Premier Bilan à chaud de la présence de Lib&lule au festival de la BD d'Angoulême
Un peu étonnant ce retour à Angoulême, plus de 15 ans avant ma première visite avec « Houba ! » et plus de 5 ans après le dernier passage de « Fun en Bulles ». Les arguments ont évolué : on ne parle plus du mensuel des barbus, ni du seul journal qui a reçu l’agrément d’association française pour la santé bucco-dentaire.

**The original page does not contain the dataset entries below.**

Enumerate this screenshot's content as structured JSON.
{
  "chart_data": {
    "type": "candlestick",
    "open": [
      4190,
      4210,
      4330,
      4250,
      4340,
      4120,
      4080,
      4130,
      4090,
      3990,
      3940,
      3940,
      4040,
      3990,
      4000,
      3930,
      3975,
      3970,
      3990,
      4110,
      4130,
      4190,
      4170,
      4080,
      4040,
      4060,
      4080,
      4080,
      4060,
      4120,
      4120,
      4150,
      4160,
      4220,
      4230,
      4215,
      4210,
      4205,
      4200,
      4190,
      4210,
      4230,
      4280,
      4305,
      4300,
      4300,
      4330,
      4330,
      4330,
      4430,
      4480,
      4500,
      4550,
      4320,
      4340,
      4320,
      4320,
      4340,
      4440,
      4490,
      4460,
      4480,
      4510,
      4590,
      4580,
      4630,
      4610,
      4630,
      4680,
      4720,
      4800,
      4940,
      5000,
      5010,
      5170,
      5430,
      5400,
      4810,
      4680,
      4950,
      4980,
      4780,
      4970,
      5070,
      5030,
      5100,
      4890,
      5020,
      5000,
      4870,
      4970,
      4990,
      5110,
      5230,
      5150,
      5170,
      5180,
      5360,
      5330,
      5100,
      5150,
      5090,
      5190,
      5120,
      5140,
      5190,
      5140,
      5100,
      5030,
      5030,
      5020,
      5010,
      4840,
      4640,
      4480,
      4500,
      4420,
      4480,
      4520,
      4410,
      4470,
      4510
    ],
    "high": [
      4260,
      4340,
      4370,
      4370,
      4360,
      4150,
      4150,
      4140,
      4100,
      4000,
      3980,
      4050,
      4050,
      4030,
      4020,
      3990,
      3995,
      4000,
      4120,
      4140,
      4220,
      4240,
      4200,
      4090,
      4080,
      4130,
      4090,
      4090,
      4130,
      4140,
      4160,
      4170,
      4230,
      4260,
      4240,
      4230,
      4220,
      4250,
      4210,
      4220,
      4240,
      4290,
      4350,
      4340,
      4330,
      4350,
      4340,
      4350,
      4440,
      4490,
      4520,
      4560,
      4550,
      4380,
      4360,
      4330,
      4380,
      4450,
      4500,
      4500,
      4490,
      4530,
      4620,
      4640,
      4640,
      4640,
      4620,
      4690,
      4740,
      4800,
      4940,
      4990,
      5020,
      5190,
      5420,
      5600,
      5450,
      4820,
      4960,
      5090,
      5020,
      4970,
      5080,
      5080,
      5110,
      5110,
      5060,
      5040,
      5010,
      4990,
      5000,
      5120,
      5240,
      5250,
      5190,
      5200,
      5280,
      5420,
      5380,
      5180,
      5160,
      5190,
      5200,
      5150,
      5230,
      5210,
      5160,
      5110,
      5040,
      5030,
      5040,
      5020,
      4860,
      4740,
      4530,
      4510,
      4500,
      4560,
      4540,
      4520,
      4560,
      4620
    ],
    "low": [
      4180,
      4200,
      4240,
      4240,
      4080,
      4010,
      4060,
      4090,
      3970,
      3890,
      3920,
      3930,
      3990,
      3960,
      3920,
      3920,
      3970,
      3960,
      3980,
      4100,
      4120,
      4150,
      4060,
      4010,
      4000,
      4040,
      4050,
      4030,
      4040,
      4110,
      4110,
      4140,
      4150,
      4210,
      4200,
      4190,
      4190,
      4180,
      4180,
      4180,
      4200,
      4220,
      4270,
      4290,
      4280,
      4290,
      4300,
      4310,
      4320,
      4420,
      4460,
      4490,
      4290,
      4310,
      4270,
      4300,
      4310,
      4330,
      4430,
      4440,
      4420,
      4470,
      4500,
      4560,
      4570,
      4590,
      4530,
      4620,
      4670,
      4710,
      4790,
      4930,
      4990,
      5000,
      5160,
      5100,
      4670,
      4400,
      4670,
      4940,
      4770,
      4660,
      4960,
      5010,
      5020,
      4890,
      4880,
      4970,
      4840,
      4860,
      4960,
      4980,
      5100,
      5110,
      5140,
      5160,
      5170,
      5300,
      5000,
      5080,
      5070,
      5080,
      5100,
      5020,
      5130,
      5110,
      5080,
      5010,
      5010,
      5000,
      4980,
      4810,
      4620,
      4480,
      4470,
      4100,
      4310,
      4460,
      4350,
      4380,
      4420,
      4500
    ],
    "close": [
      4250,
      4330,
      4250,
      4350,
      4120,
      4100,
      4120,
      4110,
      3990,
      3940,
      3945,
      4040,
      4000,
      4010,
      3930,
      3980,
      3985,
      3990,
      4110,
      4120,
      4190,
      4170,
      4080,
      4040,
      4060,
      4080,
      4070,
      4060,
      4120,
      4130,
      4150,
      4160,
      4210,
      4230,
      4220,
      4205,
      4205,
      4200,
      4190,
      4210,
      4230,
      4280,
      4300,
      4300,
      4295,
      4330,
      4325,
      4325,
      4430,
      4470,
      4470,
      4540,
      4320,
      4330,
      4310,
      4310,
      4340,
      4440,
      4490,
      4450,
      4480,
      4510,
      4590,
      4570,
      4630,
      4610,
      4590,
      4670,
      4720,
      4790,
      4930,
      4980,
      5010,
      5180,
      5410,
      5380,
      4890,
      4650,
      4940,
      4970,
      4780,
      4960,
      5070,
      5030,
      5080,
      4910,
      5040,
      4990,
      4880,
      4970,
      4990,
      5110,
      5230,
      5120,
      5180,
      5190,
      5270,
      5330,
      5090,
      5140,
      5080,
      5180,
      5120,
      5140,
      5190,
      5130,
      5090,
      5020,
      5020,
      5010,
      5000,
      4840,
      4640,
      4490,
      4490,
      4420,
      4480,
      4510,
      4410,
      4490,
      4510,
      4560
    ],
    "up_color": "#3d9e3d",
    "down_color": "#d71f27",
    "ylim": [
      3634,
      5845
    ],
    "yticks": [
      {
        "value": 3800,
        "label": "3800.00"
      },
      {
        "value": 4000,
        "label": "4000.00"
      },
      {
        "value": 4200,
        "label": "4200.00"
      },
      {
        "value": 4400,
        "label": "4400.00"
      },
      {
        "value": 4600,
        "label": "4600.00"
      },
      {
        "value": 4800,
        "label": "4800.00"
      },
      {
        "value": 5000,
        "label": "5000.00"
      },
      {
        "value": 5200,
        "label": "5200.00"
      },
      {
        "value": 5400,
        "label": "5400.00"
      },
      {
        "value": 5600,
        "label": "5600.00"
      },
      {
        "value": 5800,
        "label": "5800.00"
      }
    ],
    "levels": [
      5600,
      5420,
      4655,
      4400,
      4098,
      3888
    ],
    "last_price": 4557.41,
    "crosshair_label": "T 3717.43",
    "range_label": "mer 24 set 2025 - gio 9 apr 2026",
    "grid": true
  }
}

On parle recyclage, développement durable, réchauffement climatique... C'est plus sérieux. Cela montre que, pendant que l’on faisait les fous avec nos fanzines, la planète en prenait un coup derrière les tropiques et qu’il est urgent que chacun agisse à son niveau.
Donc je vous ressors le petit baratin que j’ai servi à nos gentils visiteurs du stand Lib&lule qui se pouvaient pas s'empêcher de toucher avec sensualité la couverture de nos bouquins en papier mâché:
« Vous voulez que je vous explique ce que l’on fait ?
On lance une maison d’édition qui s’appelle Lib&lule. La seule a être éthi-cologique. Vous avez ici des prototypes des livres que l’on va fabriquer. L’idée est de faire des livres qui ne vont pas du tout abîmer l’environnement. L’industrie du livre est très polluante. Pour ne pas rentrer dans ce travers, on va fabriquer des livres dont les pages intérieures sont constituées de papier déjà utilisé sur une face. On utilise la face restée vierge pour imprimer nos petits dessins et la couverture est en papier recyclé que l’on fait nous mêmes avec ceci (on avait sur le stand un petit atelier de fabrication de papier recyclé). On a lancé une souscription pour pouvoir fabriquer les premiers exemplaires de "Squash" (présenté sur ce blog). Il sera fabriqué dans une cave de Montpellier avec de l’eau d’un puits non traitée et de l’électricité solaire.
C’est trop fort, non ?»
Les réactions des gens ont été très positives. Tout le monde a été très sensible à notre idée de produire des bouquins sans polluer l’environnement. Je vous retranscris telles quelles quelques réactions enregistrées par notre micro espion que Jack Bauer m’avait prêté pour 24h chrono :
- « Bravo très bonne initiative ! »
- « Quel gâchis ce festival, il y a des tonnes de papiers publicitaires qui vont partir à la poubelle, vous êtes les seuls à faire du papier recyclé… »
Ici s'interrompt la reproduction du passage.